Dr. Humberto García Larralde*

¿Por qué “Economía Política”?

humberto garcia larralde

El término adquiere carta de residencia con el afianzamiento del capitalismo en la Europa occidental, que obligó a los pensadores a tratar de describir el orden emergente y explicar sus “leyes” o pautas de funcionamiento. La progresiva disolución del mundo feudal provocada por la marea indetenible del intercambio mercantil significó, entre otras cosas, el pase de la vida comunal, de pequeñas aldeas en las que cada quien realizaba una tarea específica dentro de un orden de sumisión personal prestablecido, a una existencia de horizontes mucho más vastos e inciertos. De ahí los orígenes de tan contradictorio término: la administración del hogar –oikos nemo– llevado al plano de la polis, del espacio para el quehacer público de la comunidad, que escapa de los referentes domésticos que inicialmente evocaban sus raíces griegas.

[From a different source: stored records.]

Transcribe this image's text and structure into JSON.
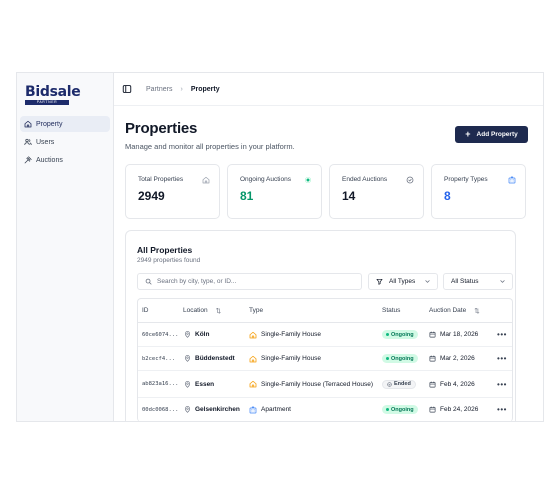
{
  "brand": {
    "name": "Bidsale",
    "tagline": "PARTNER"
  },
  "sidebar": {
    "items": [
      {
        "label": "Property",
        "icon": "home-icon",
        "active": true
      },
      {
        "label": "Users",
        "icon": "users-icon",
        "active": false
      },
      {
        "label": "Auctions",
        "icon": "gavel-icon",
        "active": false
      }
    ]
  },
  "breadcrumb": {
    "parent": "Partners",
    "current": "Property"
  },
  "header": {
    "title": "Properties",
    "subtitle": "Manage and monitor all properties in your platform.",
    "add_button": "Add Property"
  },
  "stats": [
    {
      "label": "Total Properties",
      "value": "2949",
      "icon": "home-icon",
      "color": "#111827"
    },
    {
      "label": "Ongoing Auctions",
      "value": "81",
      "icon": "live-dot-icon",
      "color": "#059669"
    },
    {
      "label": "Ended Auctions",
      "value": "14",
      "icon": "clock-check-icon",
      "color": "#111827"
    },
    {
      "label": "Property Types",
      "value": "8",
      "icon": "building-icon",
      "color": "#2563eb"
    }
  ],
  "panel": {
    "title": "All Properties",
    "subtitle": "2949 properties found",
    "search_placeholder": "Search by city, type, or ID...",
    "type_filter": "All Types",
    "status_filter": "All Status"
  },
  "table": {
    "columns": {
      "id": "ID",
      "location": "Location",
      "type": "Type",
      "status": "Status",
      "auction_date": "Auction Date"
    },
    "rows": [
      {
        "id": "60ce6074...",
        "location": "Köln",
        "type": "Single-Family House",
        "type_icon": "house-icon",
        "status": "Ongoing",
        "date": "Mar 18, 2026"
      },
      {
        "id": "b2cecf4...",
        "location": "Büddenstedt",
        "type": "Single-Family House",
        "type_icon": "house-icon",
        "status": "Ongoing",
        "date": "Mar 2, 2026"
      },
      {
        "id": "ab823a16...",
        "location": "Essen",
        "type": "Single-Family House (Terraced House)",
        "type_icon": "house-icon",
        "status": "Ended",
        "date": "Feb 4, 2026"
      },
      {
        "id": "00dc0068...",
        "location": "Gelsenkirchen",
        "type": "Apartment",
        "type_icon": "building-icon",
        "status": "Ongoing",
        "date": "Feb 24, 2026"
      }
    ]
  },
  "colors": {
    "accent": "#1e2a4f",
    "ongoing": "#059669",
    "info": "#2563eb",
    "house_icon": "#f59e0b"
  }
}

Se requería darle sentido a la nueva realidad, desentrañar a qué principio ordenador respondía, cómo participaban los diversos integrantes de una sociedad en la generación, distribución y usufructo de la riqueza, y cuál era, en realidad, la esencia de ésta. No otra cosa se planteaba que dilucidar la estructura societaria que iba conformando la dinámica económica capitalista y el orden a que daba sustento. De ahí la naturaleza necesariamente política de tal indagación, obligada a descubrir los intereses en juego, los criterios de justicia a que respondía y las instituciones que, en atención a ello, iban conformando la Modernidad. Ello fue objeto central de estudio de la llamada Escuela Clásica.

El éxito de esta indagatoria a través del tiempo fue llevando, paradójicamente, a su superación en tanto perspectiva de Economía Política. Inspirado en la metodología de las llamadas ciencias básicas, el estudio de lo económico desplegó esfuerzos conscientes por despojarse de las disquisiciones retóricas para ampararse en lo científica y objetivamente cognoscible, incontaminado de ponderaciones valorativas acerca de a quiénes favorecía tal o cual proceder. Podría afirmarse que, con la ascendencia de la eficiencia como preocupación central al análisis económico, la teoría de nuestra disciplina, no obstante ser una ciencia social, adquirió un carácter cada vez más técnico, en tanto hacía abstracción del contexto histórico de su campo de estudio. La llamada “revolución marginalista” de Jevons, Walras y Menger le abrió las puertas a una teorización cada vez más fundamentada en las matemáticas y en la cual, presupuestas unas restricciones al problema económico planteado, las posibilidades de optimización eran científicamente discernibles. Se confiaba en haber desentrañado una racionalidad inapelable frente a la cual los actores económicos no podían desentenderse. La responsabilidad del economista debía circunscribirse a explicitar ante éstos las consecuencias de tal o cual decisión o tendencia sobre la asignación y el usufructo de los recursos disponibles.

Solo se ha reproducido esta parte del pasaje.